Une étude pakistanaise parue le 13 mars dans le journal Chemical Neuroscience a ensuite mis en avant le fait que la Covid-19 puisse entraîner la perte de l’odorat et du goût pour étayer cette théorie. Grâce à des recherches effectuées sur des souris transgéniques, modifiées pour être sensibles aux coronavirus affectant les humains, les chercheurs ont montré que SARS-CoV-1 ou le MERS-CoV peuvent pénétrer dans le cerveau, possiblement par le nerf olfactif et se propager ensuite rapidement dans certaines zones spécifiques du cerveau, comme le thalamus et le tronc cérébral.

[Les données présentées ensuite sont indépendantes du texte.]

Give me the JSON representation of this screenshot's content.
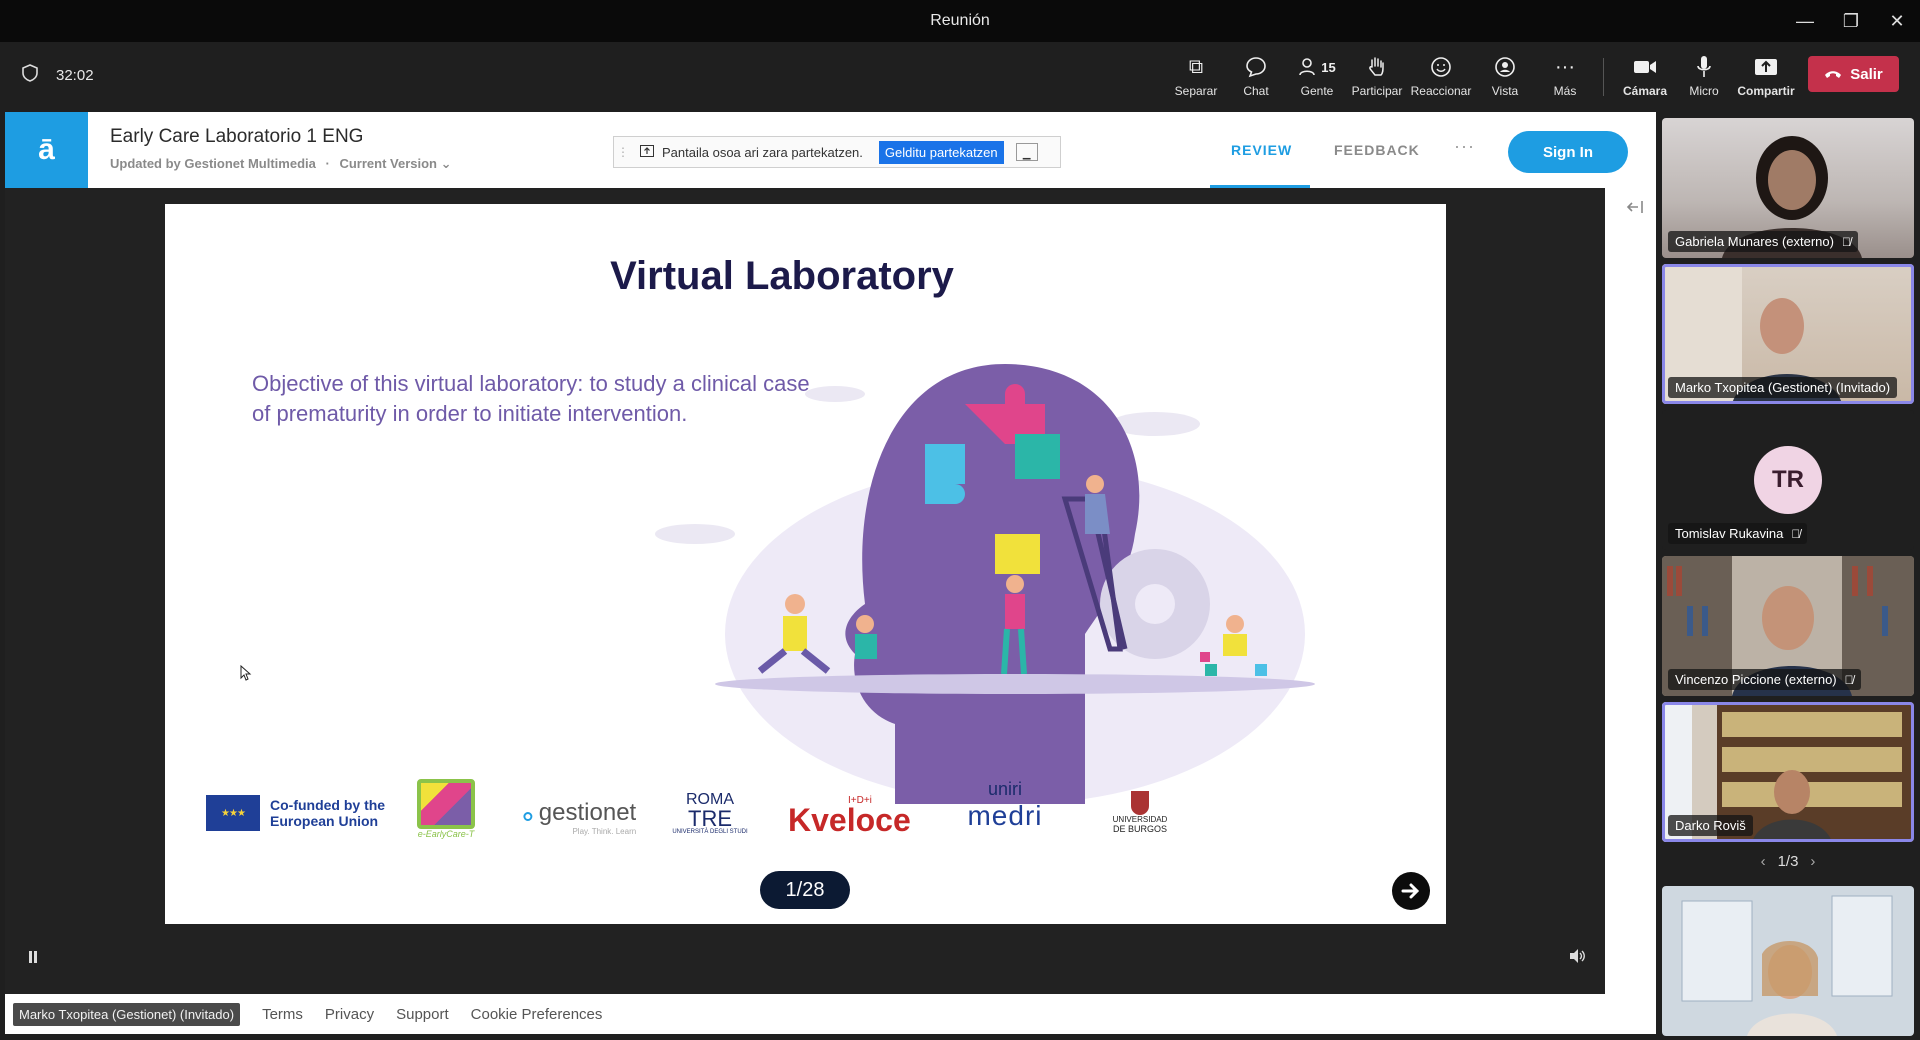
{
  "window": {
    "title": "Reunión",
    "min": "—",
    "restore": "❐",
    "close": "✕"
  },
  "meeting": {
    "timer": "32:02",
    "tools": [
      {
        "label": "Separar",
        "icon": "popout-icon",
        "glyph": "⧉"
      },
      {
        "label": "Chat",
        "icon": "chat-icon",
        "glyph": "💬"
      },
      {
        "label": "Gente",
        "icon": "people-icon",
        "glyph": "👤",
        "count": "15"
      },
      {
        "label": "Participar",
        "icon": "raise-hand-icon",
        "glyph": "✋"
      },
      {
        "label": "Reaccionar",
        "icon": "smiley-icon",
        "glyph": "☺"
      },
      {
        "label": "Vista",
        "icon": "view-icon",
        "glyph": "◉"
      },
      {
        "label": "Más",
        "icon": "more-icon",
        "glyph": "···"
      },
      {
        "label": "Cámara",
        "icon": "camera-icon",
        "glyph": "■"
      },
      {
        "label": "Micro",
        "icon": "microphone-icon",
        "glyph": "🎤"
      },
      {
        "label": "Compartir",
        "icon": "share-icon",
        "glyph": "⇪"
      }
    ],
    "leave_label": "Salir"
  },
  "app": {
    "logo": "ā",
    "doc_title": "Early Care Laboratorio 1 ENG",
    "doc_updated": "Updated by Gestionet Multimedia",
    "doc_sep": "·",
    "doc_version": "Current Version ⌄",
    "share_banner_text": "Pantaila osoa ari zara partekatzen.",
    "share_banner_stop": "Gelditu partekatzen",
    "nav_review": "REVIEW",
    "nav_feedback": "FEEDBACK",
    "nav_more": "···",
    "signin": "Sign In"
  },
  "slide": {
    "title": "Virtual Laboratory",
    "text": "Objective of this virtual laboratory: to study a clinical case of prematurity in order to initiate intervention.",
    "logos": {
      "eu": "Co-funded by the European Union",
      "earlycare": "e-EarlyCare-T",
      "gestionet": "gestionet",
      "gestionet_tag": "Play. Think. Learn",
      "roma_top": "ROMA",
      "roma_bottom": "TRE",
      "roma_sub": "UNIVERSITÀ DEGLI STUDI",
      "kveloce": "Kveloce",
      "kveloce_sup": "I+D+i",
      "uniri": "uniri",
      "medri": "medri",
      "burgos_top": "UNIVERSIDAD",
      "burgos_bottom": "DE BURGOS"
    },
    "pager": "1/28"
  },
  "footer": {
    "nametag": "Marko Txopitea (Gestionet) (Invitado)",
    "links": [
      "Terms",
      "Privacy",
      "Support",
      "Cookie Preferences"
    ]
  },
  "participants": [
    {
      "name": "Gabriela Munares (externo)",
      "muted": true
    },
    {
      "name": "Marko Txopitea (Gestionet) (Invitado)",
      "muted": false,
      "active": true
    },
    {
      "name": "Tomislav Rukavina",
      "muted": true,
      "initials": "TR"
    },
    {
      "name": "Vincenzo Piccione (externo)",
      "muted": true
    },
    {
      "name": "Darko Roviš",
      "muted": false,
      "active": true
    }
  ],
  "tiles_pager": "1/3"
}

Enfin, un papier français intitulé Caractéristiques neurologiques d'une infection grave par le SARS-CoV-2 paru le 15 avril dans The New England Journal of Medicine, rapporte que 84% des 48% patients de l’unité de soins intensifs de Strasbourg malade de la Covid présentaient des anomalies à l’examen neurologique. Plus inquiétant encore, 33% des personnes qui quittaient cette unité conservaient des symptômes résiduels comme le manque d’attention ou les difficultés à prendre des décisions ou à contrôler leur comportement.